Personal information
- Full name: James Louis McLoughlin
- Date of birth: 5 February 1957 (age 68)
- Place of birth: Liverpool, England
- Position(s): Defender

Senior career*
- Years: Team / Apps / (Gls)
- 1978–1980: New York Arrows (indoor) / 37 / (4)
- 1979: Toronto Metros-Croatia / 0 / (0)
- 1979: Toronto Emerald
- 1979–1980: Rochester Lancers / 23 / (0)
- 1980–1981: Philadelphia (indoor) / 24 / (4)
- 1981: Hamilton Steelers

International career
- 1976–1979: Canada U23 / 2 / (0)

= Jim McLoughlin =

English-born Canadian soccer player

Jim McLoughlin (born February 5, 1957) is an English-born Canadian soccer player who played as a defender.

== Career ==
McLoughlin played in the Major Indoor Soccer League with the New York Arrows. In 1979 he signed with Toronto Metros-Croatia in the North American Soccer League. After failing to make an appearance for Toronto he played at the amateur level with Toronto Emerald. He later returned to the North American Soccer League to play with the Rochester Lancers. In the winter of 1980, he joined indoor rivals the Philadelphia Fever.

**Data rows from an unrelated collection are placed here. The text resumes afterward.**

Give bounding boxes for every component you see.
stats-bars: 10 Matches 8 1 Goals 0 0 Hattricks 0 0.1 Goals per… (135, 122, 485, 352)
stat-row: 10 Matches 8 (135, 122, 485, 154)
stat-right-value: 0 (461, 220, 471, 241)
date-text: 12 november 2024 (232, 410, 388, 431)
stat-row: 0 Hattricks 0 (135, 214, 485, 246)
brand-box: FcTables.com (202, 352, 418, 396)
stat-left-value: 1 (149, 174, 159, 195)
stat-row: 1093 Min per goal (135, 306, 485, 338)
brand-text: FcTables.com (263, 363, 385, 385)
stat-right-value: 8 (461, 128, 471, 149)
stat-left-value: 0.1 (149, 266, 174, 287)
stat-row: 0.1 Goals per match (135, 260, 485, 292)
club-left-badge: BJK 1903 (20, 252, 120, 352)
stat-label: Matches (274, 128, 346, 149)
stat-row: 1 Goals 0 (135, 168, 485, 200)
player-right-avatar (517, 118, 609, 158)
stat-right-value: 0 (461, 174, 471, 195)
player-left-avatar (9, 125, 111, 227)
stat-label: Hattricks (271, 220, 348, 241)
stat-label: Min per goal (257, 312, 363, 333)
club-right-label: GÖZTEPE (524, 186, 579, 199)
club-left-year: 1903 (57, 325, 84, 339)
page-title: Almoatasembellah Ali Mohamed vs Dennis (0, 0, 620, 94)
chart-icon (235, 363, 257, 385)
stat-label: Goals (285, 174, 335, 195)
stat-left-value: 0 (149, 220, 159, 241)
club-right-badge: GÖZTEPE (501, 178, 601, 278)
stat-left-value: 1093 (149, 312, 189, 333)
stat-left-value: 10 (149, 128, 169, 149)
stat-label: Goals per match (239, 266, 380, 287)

In 1981, he played in the National Soccer League with Hamilton Steelers where he assisted in securing the double (NSL Championship & regular season title) for Hamilton. He retired from professional soccer the following season due to knee injuries. In 1995, he was inducted into the Brampton Sports Hall of Fame.

== International career ==
McLoughlin made his debut for the Canada men's national under-23 soccer team on April 1, 1979 against Bermuda in a qualifier match for 1979 Pan American Games. He was named to the Canada roster for the 1976 Summer Olympics.

== Managerial career ==
McLoughlin managed several amateur clubs like FC Pennsylvania, and Patriot FC.